JOÃO PINA CABRAL Sim, mas o percurso foi complexo. Já nos anos 1980, houve um desencontro entre ele [Sedas Nunes] e as pessoas ligadas ao ensino de gestão no ISCTE. Mudou-se para a NOVA, onde dava aulas. Isso levou-o ainda mais a querer manter o ICS independente das universidades, como uma espécie de órgão autossustentável. O ideal de transformar o ICS num órgão próprio com investigadores de carreira era o seu sonho de sempre. Quando morreu, no início dos anos 1990, o ICS já tinha o estatuto de faculdade da Universidade de Lisboa. Fomos nós que consolidámos esse processo. À época, a relação com o ISCTE era um pouco ambígua, porque muitos de nós éramos professores lá (eu fui até 1996) e o ISCTE via o ICS como um polo de investigação muito importante. Não queria que nos afastássemos. A relação era criativa, mas sempre um pouco competitiva.

A mudança dos anos 1990 foi fundamental para as ciências sociais em todo o mundo porque foi o fim da Guerra Fria e implicou o assumir de uma nova posição das ciências sociais acerca do seu papel político a nível global. Aqui em Portugal, esses anos estão ligados à figura de José Mariano Gago, que fundou a FCT e que, mais tarde, no princípio dos anos 1990, se tornou ministro das Ciências. José Mariano Gago era um físico nuclear, mas com uma visão muito decidida sobre a natureza das ciências sociais: ele sempre nos tratou como um ramo da ciência, apesar de haver muitas vozes no sentido contrário. A história pessoal disso - que ele conta na entrevista que publiquei na AS (Pina-Cabral, 2011) - é interessante. Quando veio a revolução do 25 de Abril, José Mariano Gago estava em Paris a acabar o seu doutoramento; não podia voltar. Decidiu participar na revolução à distância, dando aulas noturnas de alfabetização e de introdução às ciências a emigrantes portugueses analfabetos que viviam nos famosos bidonvilles. Isso teve um enorme impacto sobre ele, influenciando essa conceção humanista da ciência que o movia e cuja herança ainda vivemos hoje.

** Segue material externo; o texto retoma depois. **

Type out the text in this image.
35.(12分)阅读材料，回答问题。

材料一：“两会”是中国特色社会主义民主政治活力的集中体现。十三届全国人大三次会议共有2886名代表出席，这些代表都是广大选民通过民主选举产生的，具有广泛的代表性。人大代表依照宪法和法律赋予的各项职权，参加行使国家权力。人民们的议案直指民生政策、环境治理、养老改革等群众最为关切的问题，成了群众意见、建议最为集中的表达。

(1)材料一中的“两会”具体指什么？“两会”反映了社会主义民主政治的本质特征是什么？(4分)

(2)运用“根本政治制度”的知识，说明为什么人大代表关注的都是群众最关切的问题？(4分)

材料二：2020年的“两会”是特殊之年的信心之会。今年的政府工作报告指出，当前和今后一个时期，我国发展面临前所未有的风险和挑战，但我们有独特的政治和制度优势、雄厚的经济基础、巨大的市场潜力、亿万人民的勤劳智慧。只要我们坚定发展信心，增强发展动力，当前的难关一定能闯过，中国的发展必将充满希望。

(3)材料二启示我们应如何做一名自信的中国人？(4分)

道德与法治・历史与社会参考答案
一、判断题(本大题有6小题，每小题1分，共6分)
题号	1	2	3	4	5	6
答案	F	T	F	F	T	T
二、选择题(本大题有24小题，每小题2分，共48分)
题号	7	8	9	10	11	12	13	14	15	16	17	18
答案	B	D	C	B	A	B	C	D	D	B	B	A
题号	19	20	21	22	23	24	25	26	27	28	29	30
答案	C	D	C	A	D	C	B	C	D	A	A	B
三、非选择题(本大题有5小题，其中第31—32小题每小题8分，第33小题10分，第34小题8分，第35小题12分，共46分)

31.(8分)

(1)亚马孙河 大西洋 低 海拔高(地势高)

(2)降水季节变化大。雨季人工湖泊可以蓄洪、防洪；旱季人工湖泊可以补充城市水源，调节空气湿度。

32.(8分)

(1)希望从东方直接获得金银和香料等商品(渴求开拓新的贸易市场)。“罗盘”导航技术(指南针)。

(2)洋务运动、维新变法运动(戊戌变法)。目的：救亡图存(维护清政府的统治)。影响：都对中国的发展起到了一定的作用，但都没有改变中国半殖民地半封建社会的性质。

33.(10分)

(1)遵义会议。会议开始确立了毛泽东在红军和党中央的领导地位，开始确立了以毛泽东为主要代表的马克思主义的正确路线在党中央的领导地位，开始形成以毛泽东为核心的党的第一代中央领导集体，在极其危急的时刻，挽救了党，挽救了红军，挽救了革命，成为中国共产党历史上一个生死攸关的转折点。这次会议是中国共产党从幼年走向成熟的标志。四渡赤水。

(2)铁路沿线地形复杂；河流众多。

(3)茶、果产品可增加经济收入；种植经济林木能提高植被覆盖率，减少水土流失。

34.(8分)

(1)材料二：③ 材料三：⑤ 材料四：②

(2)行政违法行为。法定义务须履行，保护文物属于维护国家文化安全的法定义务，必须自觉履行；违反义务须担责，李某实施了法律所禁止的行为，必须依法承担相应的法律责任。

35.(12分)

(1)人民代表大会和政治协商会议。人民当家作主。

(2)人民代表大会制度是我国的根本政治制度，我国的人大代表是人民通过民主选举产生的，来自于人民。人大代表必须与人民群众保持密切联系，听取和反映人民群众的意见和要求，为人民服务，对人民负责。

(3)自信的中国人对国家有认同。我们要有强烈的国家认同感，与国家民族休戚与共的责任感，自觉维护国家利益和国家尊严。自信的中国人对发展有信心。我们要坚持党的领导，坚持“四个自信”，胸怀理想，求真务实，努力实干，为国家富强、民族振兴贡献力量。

Deve-se também à influência que teve sobre ele um outro intelectual de grande gabarito - o filósofo Fernando Gil.

A partir da fundação da FCT, passou a haver bolsas de doutoramento, lançaram-se mestrados e doutoramentos, começou a haver subsídios para projetos de investigação. Mais tarde, fundaram-se os laboratórios associados - sendo o ICS um dos primeiros. Na altura, eu era presidente do conselho científico e empenhei-me muito em fazer o ICS acompanhar essa mudança que estava a ocorrer no sistema científico nacional.

MARIA CONCETTA LO BOSCO As condições políticas foram importantes para dar espaço a este projeto coletivo. Qual foi o desafio depois?

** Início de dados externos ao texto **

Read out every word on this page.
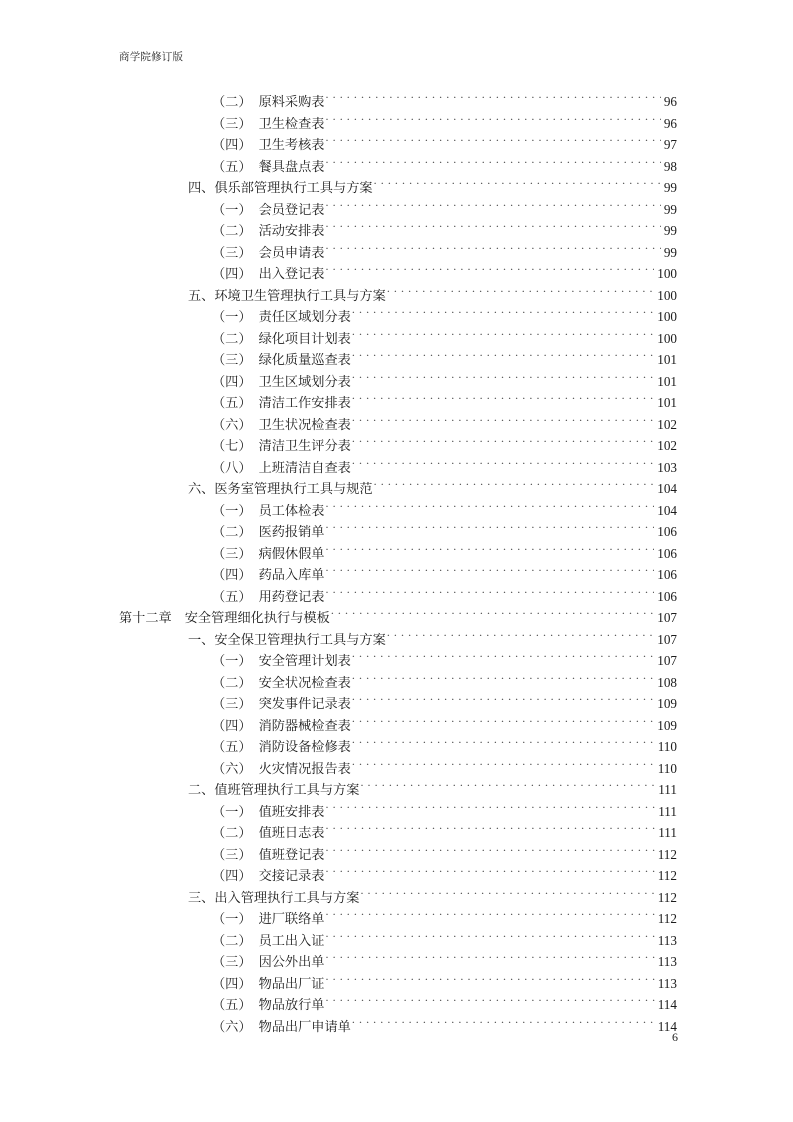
商学院修订版
（二） 原料采购表 . . .	96
（三） 卫生检查表 . . .	96
（四） 卫生考核表 . . .	97
（五） 餐具盘点表 . . .	98
四、俱乐部管理执行工具与方案 . . .	99
（一） 会员登记表 . . .	99
（二） 活动安排表 . . .	99
（三） 会员申请表 . . .	99
（四） 出入登记表 . . .	100
五、环境卫生管理执行工具与方案 . . .	100
（一） 责任区域划分表 . . .	100
（二） 绿化项目计划表 . . .	100
（三） 绿化质量巡查表 . . .	101
（四） 卫生区域划分表 . . .	101
（五） 清洁工作安排表 . . .	101
（六） 卫生状况检查表 . . .	102
（七） 清洁卫生评分表 . . .	102
（八） 上班清洁自查表 . . .	103
六、医务室管理执行工具与规范 . . .	104
（一） 员工体检表 . . .	104
（二） 医药报销单 . . .	106
（三） 病假休假单 . . .	106
（四） 药品入库单 . . .	106
（五） 用药登记表 . . .	106
第十二章 安全管理细化执行与模板 . . .	107
一、安全保卫管理执行工具与方案 . . .	107
（一） 安全管理计划表 . . .	107
（二） 安全状况检查表 . . .	108
（三） 突发事件记录表 . . .	109
（四） 消防器械检查表 . . .	109
（五） 消防设备检修表 . . .	110
（六） 火灾情况报告表 . . .	110
二、值班管理执行工具与方案 . . .	111
（一） 值班安排表 . . .	111
（二） 值班日志表 . . .	111
（三） 值班登记表 . . .	112
（四） 交接记录表 . . .	112
三、出入管理执行工具与方案 . . .	112
（一） 进厂联络单 . . .	112
（二） 员工出入证 . . .	113
（三） 因公外出单 . . .	113
（四） 物品出厂证 . . .	113
（五） 物品放行单 . . .	114
（六） 物品出厂申请单 . . .	114
6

JOÃO PINA CABRAL Houve uma mudança. Esse papel que a AS tinha tido como a voz de um grupo de investigação, como a voz de toda uma geração que estava a relançar as ciências sociais em Portugal em novos moldes, acabou por terminar. As mudanças estavam a ser feitas, o desafio agora era outro e prendia-se com as relações internacionais - tanto dentro da lusofonia como em relação às ciências sociais em inglês. Tinha havido uma mudança, porque todos nós éramos principalmente francófonos, mas isso mudou nos anos 1980 e, com isso, mudou também o estilo das práticas científicas, nomeadamente o regime de publicação.

A AS acabou por se tornar uma revista genérica de ciências sociais, onde qualquer pessoa, fosse qual fosse a disciplina, podia mandar um artigo. Durante esse tempo, tinham-se fundado associações disciplinares, revistas disciplinares e o papel de uma revista abrangente e interdisciplinar como a AS tinha sido posto em causa. Mais tarde o António Barreto fundou a Imprensa de Ciências Sociais, uma obra notável. Acontece que tudo isso contribuiu para enfraquecer a revista. O espaço como lugar de edição dos resultados de grandes conferências e/ou de colectâneas temáticas que a revista tinha tido passou para a Imprensa de Ciências Sociais. A AS passou a ser a mais prestigiada revista interdisciplinar e internacional em português, mas essa ligação com o ICS foi-se perdendo.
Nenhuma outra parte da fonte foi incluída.